"Spoiler alert: there is no such thing as a "perfect" therapy session. Many people come to therapy worried about saying the right things or having the right insights, maybe even showing up with a list of ideas or feelings. Therapy culture has created the idea that there is a "right" way to show up, when what matters is showing up for yourself."
"Sometimes you come into sessions feeling eager to talk and have a lot to say. Sometimes you are tired or overwhelmed and don't know where to start. Sometimes you are proud of yourself. Sometimes you are annoyed that we are "still talking about the same thing." All of these versions of you are welcome. There is no way to predict how the session will go based on how you show up."
"I start by checking in on how you have been feeling since we last met. Something simple like, " How have things been going since we last talked?" There is no need to treat this as a test; you aren't getting a report card. The goal is to help you orient yourself so that you know where you want to begin."

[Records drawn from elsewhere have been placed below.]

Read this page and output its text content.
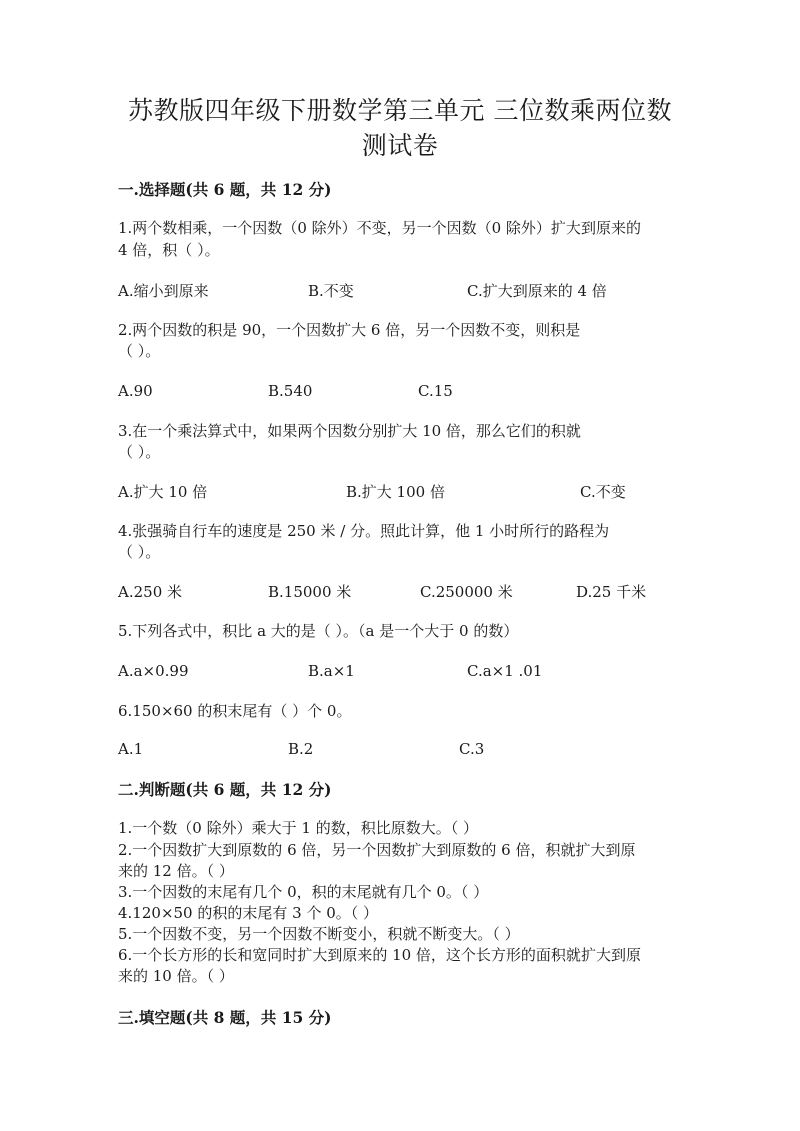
苏教版四年级下册数学第三单元 三位数乘两位数
测试卷
一.选择题(共 6 题，共 12 分)
1.两个数相乘，一个因数（0 除外）不变，另一个因数（0 除外）扩大到原来的
4 倍，积（ ）。
A.缩小到原来	B.不变	C.扩大到原来的 4 倍
2.两个因数的积是 90，一个因数扩大 6 倍，另一个因数不变，则积是
（ ）。
A.90	B.540	C.15
3.在一个乘法算式中，如果两个因数分别扩大 10 倍，那么它们的积就
（ ）。
A.扩大 10 倍	B.扩大 100 倍	C.不变
4.张强骑自行车的速度是 250 米 / 分。照此计算，他 1 小时所行的路程为
（ ）。
A.250 米	B.15000 米	C.250000 米	D.25 千米
5.下列各式中，积比 a 大的是（ ）。（a 是一个大于 0 的数）
A.a×0.99	B.a×1	C.a×1 .01
6.150×60 的积末尾有（ ）个 0。
A.1	B.2	C.3
二.判断题(共 6 题，共 12 分)
1.一个数（0 除外）乘大于 1 的数，积比原数大。（ ）
2.一个因数扩大到原数的 6 倍，另一个因数扩大到原数的 6 倍，积就扩大到原
来的 12 倍。（ ）
3.一个因数的末尾有几个 0，积的末尾就有几个 0。（ ）
4.120×50 的积的末尾有 3 个 0。（ ）
5.一个因数不变，另一个因数不断变小，积就不断变大。（ ）
6.一个长方形的长和宽同时扩大到原来的 10 倍，这个长方形的面积就扩大到原
来的 10 倍。（ ）
三.填空题(共 8 题，共 15 分)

"This might lead us to explore: the thing you've been avoiding because it feels too big the conflict you keep replaying in your mind the numbness that scares you the anger you don't feel allowed to have the grief that keeps resurfacing the pattern you're tired of repeating the part of you that's trying so har"
Starting therapy can feel overwhelming because expectations about a “perfect” session create pressure to say the right things or have the right insights. Therapy does not require a specific way to begin, and each session start is valid. A typical session centers on showing up as you are, whether you feel eager, tired, proud, annoyed, or unsure. The session pace is guided by your needs rather than a race toward progress. The process begins with a check-in about how you have been feeling since the last meeting, without treating it like a test. This check-in helps orient you to choose where to begin, which may include avoiding something big, replaying conflict, feeling numb, holding back anger, resurfacing grief, repeating patterns, or noticing parts of yourself that are trying to cope.